Até Tóquio, terra que muito lhe diz, pouco se soube do foragido Pedro Pablo Pichardo, que se pôs a andar de Setúbal nos arrabaldes de março, quando na ressaca da zanga com o Benfica abalou para San Vendemiano, em Itália, trintão mas apto a pular rumo a nova aventura. Saído prateado de Paris, o melhor triplo-saltista português manteve-se furtivo desde a mudança para o ATL-Etica, clube especialista em gente com trampolins nos pés, que galga, até tem um projeto batizado de “Canguru”, a vida deles é aos saltos.

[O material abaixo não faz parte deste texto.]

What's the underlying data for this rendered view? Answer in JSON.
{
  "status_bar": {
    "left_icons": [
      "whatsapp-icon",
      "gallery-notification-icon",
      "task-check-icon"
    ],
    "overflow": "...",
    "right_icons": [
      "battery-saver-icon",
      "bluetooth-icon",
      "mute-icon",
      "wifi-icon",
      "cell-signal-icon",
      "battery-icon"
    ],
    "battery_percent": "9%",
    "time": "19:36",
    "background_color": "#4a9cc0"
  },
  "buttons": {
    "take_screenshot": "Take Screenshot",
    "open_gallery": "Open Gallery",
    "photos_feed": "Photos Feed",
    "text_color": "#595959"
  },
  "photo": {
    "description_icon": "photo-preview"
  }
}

Igual à de Pichardo, qualificado para a final dos Mundiais de atletismo, aos 32 anos, com a terceira melhor marca (17.09 metros) entre a dúzia de pretendentes, deveras longe do seu excelso melhor (18.08m), afastado da marca (17.84m) que o brindou com uma medalha nos ultimos Jogos, também aquém da distância que pulou em agosto (17.47m), na única vez que competira esta época antes de regressar à saudosa, e já composta, capital do Japão. Há quatro anos, no mesmo estádio, lá foi campeão olímpico (17.98m) sem gente a vê-lo.

Superada a pandemia, esta sexta-feira as bancadas tinham pessoas, olhos a impressionar e palmas de mãos para Pichardo pedir, disse ele que em 2021 sentiu essa falta e pediu-as, na final, ao ser o primeiro a saltar. Fez cerimónia no pulo (17.07m), abanou a cabeça, abeirou-se da bancada para ouvir o pai, Jorge, seu treinador que na qualificação lhe “puxou as orelhas” por relaxar no aquecimento. Pouco demoraram o argelino Yasser Mohammed e o cubano Lázaro Martínez a superarem-no à primeira tentativa. Mais era preciso se quisesse ser o primeiro português bicampeão de atletismo.

E quando Pedro Pichardo retomou ao tartã, com cara séria, pareceu ser imune à gravidade de Tóquio, alquimista de outra força de atração: o seu corpo voou para aterrar nos 17.55 metros, uma senhora marca, cravada de potencial de medalha. Ele sabia-o. Esmurrou o ar ao levantar, atirou um pouco da areia a que vincara a mão, esbugalhou os olhos de um atleta que ruge em direção à bancada. Ainda muito restava por saltar, mas era uma pose triunfal. Naturalizado português desde 2017, apenas Martínez, nascido também em Cuba, se aproximou (17.49m) no segundo salto.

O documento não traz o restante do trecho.